Hmm sync latency is higher than with Core2, which was only connected via FSB?

fellix · Nov 21, 2011

AlexV said:
It's quite...slow. 30ns for same module, 116 for across module. At 3.6GHz that translates into about 108 cycles for same module and a whopping 417.6 cycles across modules.

Damn. The intermodule latency is actually worse than Phenom I numbers (TLB fixed), as far as I can remember. But the latency inside a module is puzzling. Is it possible that the rather small coalescing cache is wrecking something here (on top of other things)?

3dilettante · Nov 21, 2011

There were similar problems with Barcelona when it launched, though I think more in-depth testing showed that this was a worst-case result. This poor showing belied the stupid "native quad core" marketing AMD put out, since an inferior FSB setup had no problem keeping up with it.

It seems to point out that the uncore for Bulldozer has not moved very far from 10h. I had posted earlier that I expected some kind of improvement over 10h with regards to the L3 and uncore. It doesn't seem I was right.

I wish there were some occasion that AMD would surprise me by doing better than expected.

fellix · Nov 21, 2011

AMD doesn't actually need a super-fast L3, since their implementation is [mostly] exclusive to the higher levels and the L2 caches are the ones being truly burdened with the coherency traffic. But still, at least BD manages to bump read bandwidth from its L3 to more "modern" levels, probably thanks to the new bank-interleaved organisation. The access latency took a hit, though.
It's the L2 overall performance that's the troubling factor here -- at least they got the size right, as a compensation. The L3 is doing its job, and this time AMD managed to improve its SRAM density by a ~20% over the L2.

3dilettante · Nov 21, 2011

fellix said:
AMD doesn't actually need a super-fast L3, since their implementation is [mostly] exclusive to the higher levels and the L2 caches are the ones being truly burdened with the coherency traffic.

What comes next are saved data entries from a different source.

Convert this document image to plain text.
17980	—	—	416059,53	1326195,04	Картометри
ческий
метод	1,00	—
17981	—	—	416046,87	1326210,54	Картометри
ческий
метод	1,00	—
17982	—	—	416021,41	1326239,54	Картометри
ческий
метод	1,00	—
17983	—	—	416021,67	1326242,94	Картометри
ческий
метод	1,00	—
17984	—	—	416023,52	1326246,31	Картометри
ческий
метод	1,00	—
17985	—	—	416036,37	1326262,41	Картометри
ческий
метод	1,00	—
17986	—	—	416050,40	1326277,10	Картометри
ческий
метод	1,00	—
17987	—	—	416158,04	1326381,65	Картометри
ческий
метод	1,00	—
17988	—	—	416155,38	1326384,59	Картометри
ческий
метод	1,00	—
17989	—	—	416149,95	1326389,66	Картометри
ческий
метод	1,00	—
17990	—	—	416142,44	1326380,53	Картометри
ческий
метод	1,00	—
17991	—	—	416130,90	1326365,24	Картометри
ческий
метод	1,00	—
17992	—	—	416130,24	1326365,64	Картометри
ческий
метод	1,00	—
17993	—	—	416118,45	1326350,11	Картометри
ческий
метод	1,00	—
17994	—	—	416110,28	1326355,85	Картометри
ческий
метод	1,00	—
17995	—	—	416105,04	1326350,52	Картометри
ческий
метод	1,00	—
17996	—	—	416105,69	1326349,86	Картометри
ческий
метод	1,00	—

Is that certain? The ability to prefetch directly to L1 and bypass the L2 means there is probably a snoop to the L2 and then to both L1 caches.

fellix · Nov 21, 2011

3dilettante said:
Is that certain? The ability to prefetch directly to L1 and bypass the L2 means there is probably a snoop to the L2 and then to both L1 caches.

Don't forget that the L1d caches are mostly inclusive to the L2 with WT policy. Which on the other hand doesn't guarantee that the L2 would contain the most recent and valid data bits from the L1, but still it has to be updated also.

hoho · Nov 21, 2011

Some guy ran the timing test on FX4100@ default:

Code:

CPU0<->CPU1:       33.8nS per ping-pong 
CPU0<->CPU2:      136.7nS per ping-pong 
CPU0<->CPU3:      135.9nS per ping-pong 
CPU1<->CPU2:      136.1nS per ping-pong 
CPU1<->CPU3:      136.4nS per ping-pong 
CPU2<->CPU3:       33.6nS per ping-pong

denev2004 · Nov 22, 2011

hoho said:

Some guy ran the timing test on FX4100@ default:

Code:

CPU0<->CPU1:       33.8nS per ping-pong 
CPU0<->CPU2:      136.7nS per ping-pong 
CPU0<->CPU3:      135.9nS per ping-pong 
CPU1<->CPU2:      136.1nS per ping-pong 
CPU1<->CPU3:      136.4nS per ping-pong 
CPU2<->CPU3:       33.6nS per ping-pong

Almost 100+ ns? How? That's about the same level as some MCM does.

denev2004 · Nov 22, 2011

I think it's going to be a problem that ALL AMD CPU share

Phenom II X6 1055T -- 2800Mhz

CPU0<->CPU1: 112.2nS per ping-pong
CPU0<->CPU2: 111.9nS per ping-pong
CPU0<->CPU3: 111.6nS per ping-pong
CPU0<->CPU4: 111.7nS per ping-pong
CPU0<->CPU5: 112.1nS per ping-pong
CPU1<->CPU2: 112.6nS per ping-pong
CPU1<->CPU3: 112.6nS per ping-pong
CPU1<->CPU4: 112.7nS per ping-pong
CPU1<->CPU5: 111.7nS per ping-pong
CPU2<->CPU3: 112.6nS per ping-pong
CPU2<->CPU4: 113.8nS per ping-pong
CPU2<->CPU5: 112.5nS per ping-pong
CPU3<->CPU4: 113.2nS per ping-pong
CPU3<->CPU5: 112.8nS per ping-pong
CPU4<->CPU5: 112.8nS per ping-pong
=============================================
Core 2 Duo E6700 -- 2670Mhz

CPU0<->CPU1: 33.9nS per ping-pong

This result is made by two of my friends

Gubbi · Nov 22, 2011

3dilettante said:
Is that certain? The ability to prefetch directly to L1 and bypass the L2 means there is probably a snoop to the L2 and then to both L1 caches.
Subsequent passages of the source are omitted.